Entre Sporen et Schoenenbourg

Illustration in situ dans les vignes du Grand Cru Sporen, où la famille Hugel exploite 8 hectares. Sur ce sol riche, argileux, conduit sans produits phytosanitaires depuis plus de vingt ans (la moitié du domaine est conduite en bio, en particulier les grands crus), s’épanouissent notamment de grands gewurztraminers et pinots gris. Face au Sporen, partagés entre Riquewihr et Zellenberg, s’étirent les 54 hectares du Grand Cru Schoenenbourg, où la famille Hugel exploite un peu moins de 6 hectares – sur les meilleures parcelles, notamment cet extraordinaire Schoelhammer (« probablement le terroir le plus célèbre d’Alsace », dixit Marc Hugel) qui produit des rieslings de grande garde.

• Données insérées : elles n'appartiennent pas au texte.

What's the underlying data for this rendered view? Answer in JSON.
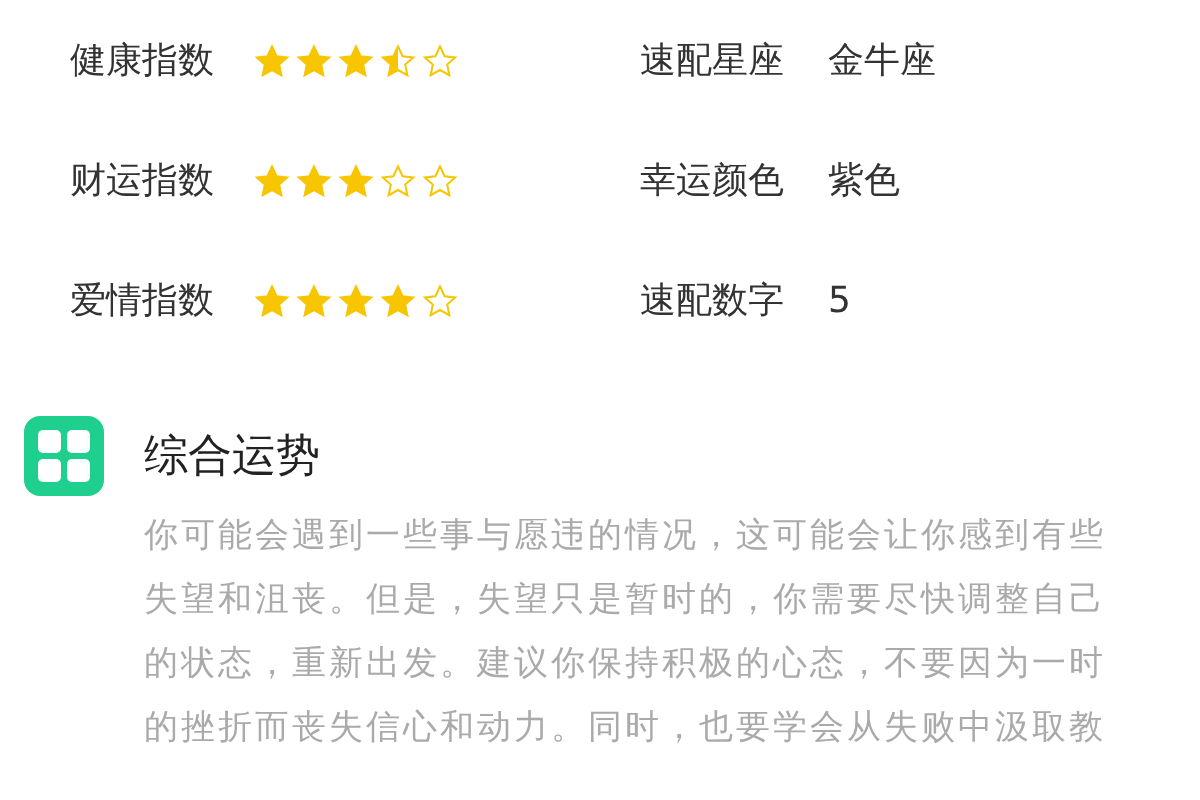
{
  "indices": [
    {
      "label": "健康指数",
      "stars": 3.5,
      "match_label": "速配星座",
      "match_value": "金牛座"
    },
    {
      "label": "财运指数",
      "stars": 3,
      "match_label": "幸运颜色",
      "match_value": "紫色"
    },
    {
      "label": "爱情指数",
      "stars": 4,
      "match_label": "速配数字",
      "match_value": "5"
    }
  ],
  "section": {
    "title": "综合运势",
    "text": "你可能会遇到一些事与愿违的情况，这可能会让你感到有些失望和沮丧。但是，失望只是暂时的，你需要尽快调整自己的状态，重新出发。建议你保持积极的心态，不要因为一时的挫折而丧失信心和动力。同时，也要学会从失败中汲取教"
  }
}
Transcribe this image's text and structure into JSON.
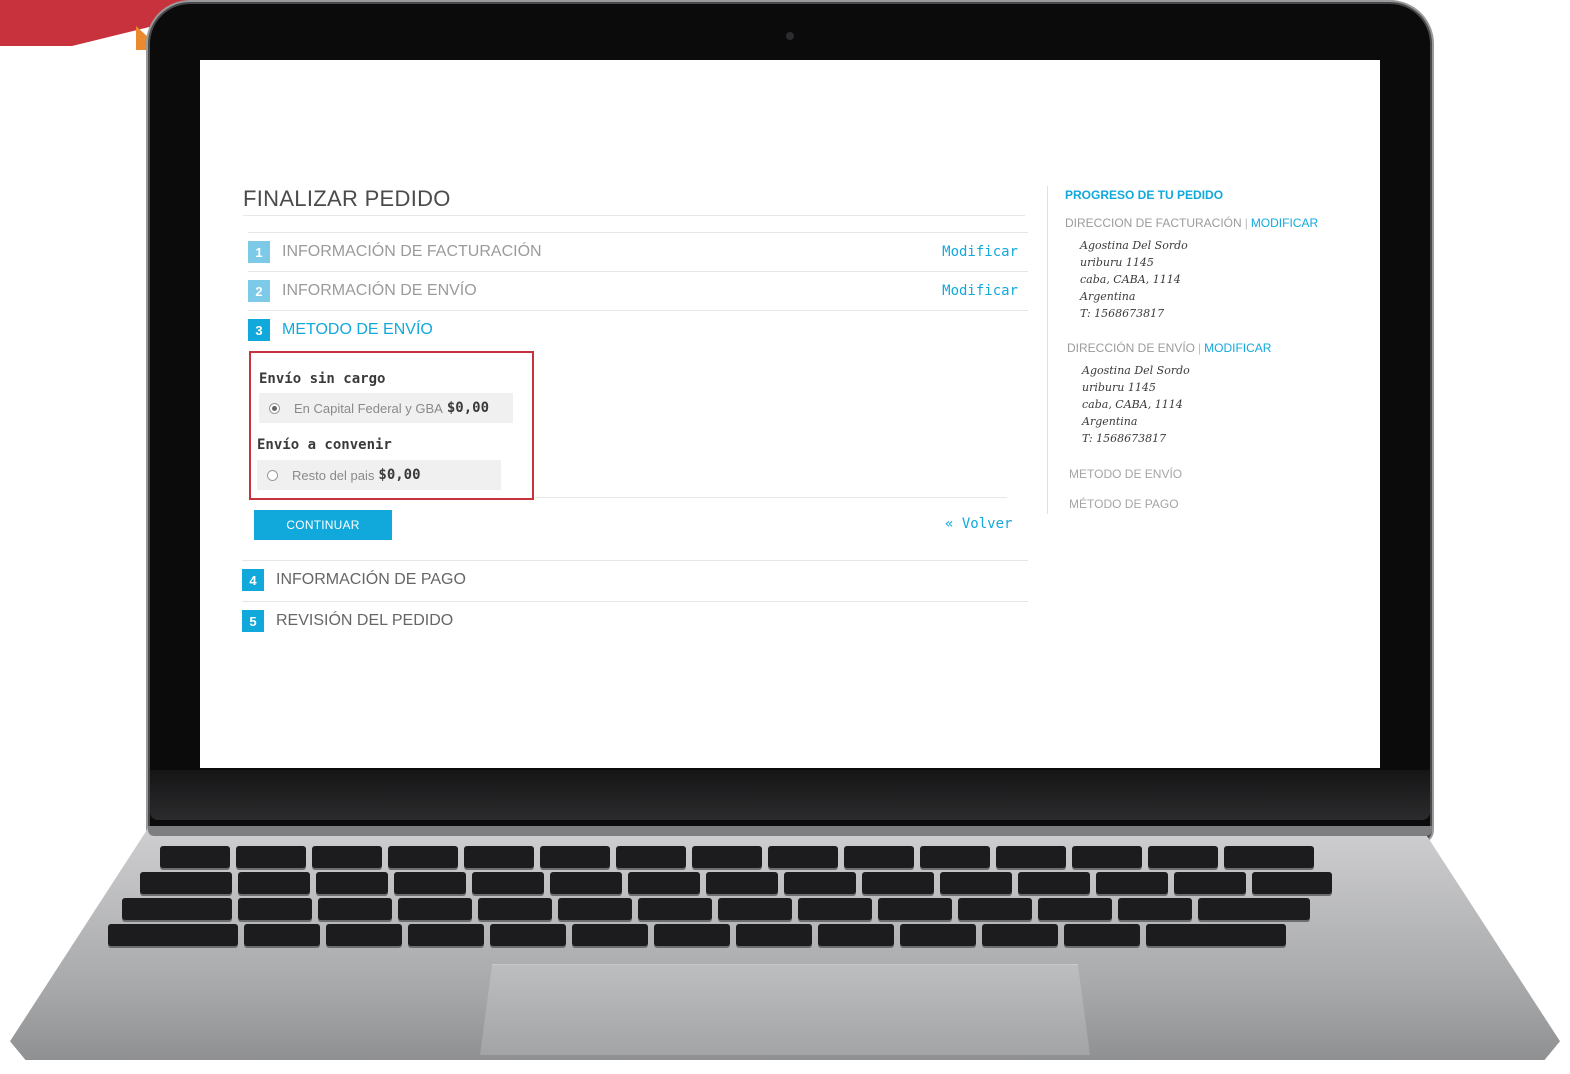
{
  "page": {
    "title": "FINALIZAR PEDIDO",
    "steps": [
      {
        "num": "1",
        "label": "INFORMACIÓN DE FACTURACIÓN",
        "action": "Modificar"
      },
      {
        "num": "2",
        "label": "INFORMACIÓN DE ENVÍO",
        "action": "Modificar"
      },
      {
        "num": "3",
        "label": "METODO DE ENVÍO"
      },
      {
        "num": "4",
        "label": "INFORMACIÓN DE PAGO"
      },
      {
        "num": "5",
        "label": "REVISIÓN DEL PEDIDO"
      }
    ],
    "shipping": {
      "group1_heading": "Envío sin cargo",
      "option1_text": "En Capital Federal y GBA",
      "option1_price": "$0,00",
      "option1_selected": true,
      "group2_heading": "Envío a convenir",
      "option2_text": "Resto del pais",
      "option2_price": "$0,00",
      "option2_selected": false
    },
    "continue_label": "CONTINUAR",
    "back_label": "« Volver"
  },
  "sidebar": {
    "title": "PROGRESO DE TU PEDIDO",
    "billing_heading": "DIRECCION DE FACTURACIÓN",
    "billing_link": "MODIFICAR",
    "billing_address": [
      "Agostina Del Sordo",
      "uriburu 1145",
      "caba, CABA, 1114",
      "Argentina",
      "T: 1568673817"
    ],
    "shipping_heading": "DIRECCIÓN DE ENVÍO",
    "shipping_link": "MODIFICAR",
    "shipping_address": [
      "Agostina Del Sordo",
      "uriburu 1145",
      "caba, CABA, 1114",
      "Argentina",
      "T: 1568673817"
    ],
    "shipping_method": "METODO DE ENVÍO",
    "payment_method": "MÉTODO DE PAGO"
  },
  "colors": {
    "accent": "#11a9dc",
    "highlight_border": "#c8323c"
  }
}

C’est cela, l’immense force des Hugel : être capables de produire en grand volume un blanc aussi populaire – au bon sens du terme – et fédérateur que le Gentil, et aller chercher la « pixellisation » d’un Grand Cru en signant des rieslings majuscules à l’épreuve du temps. Gageons qu’avec ce savoir-faire, ils continueront à attirer les amateurs dans leurs caves de Riquewihr pendant encore plusieurs générations.

« Terre de Vins » aime :

Gentil 2016 (env. 9 €)
Le vin d’entrée de gamme de chez Hugel, mais quelle réussite dans son genre ! Assemblage de riesling, pinot gris, pinot blanc, sylvaner, muscat et gewurztraminer, il déploie au nez un côté très aromatique, flatteur – muscat et gewurztraminer à la fête – et en bouche se révèle sec, aimable, gourmand. Un blanc tout-terrain à ouvrir en bien des circonstances.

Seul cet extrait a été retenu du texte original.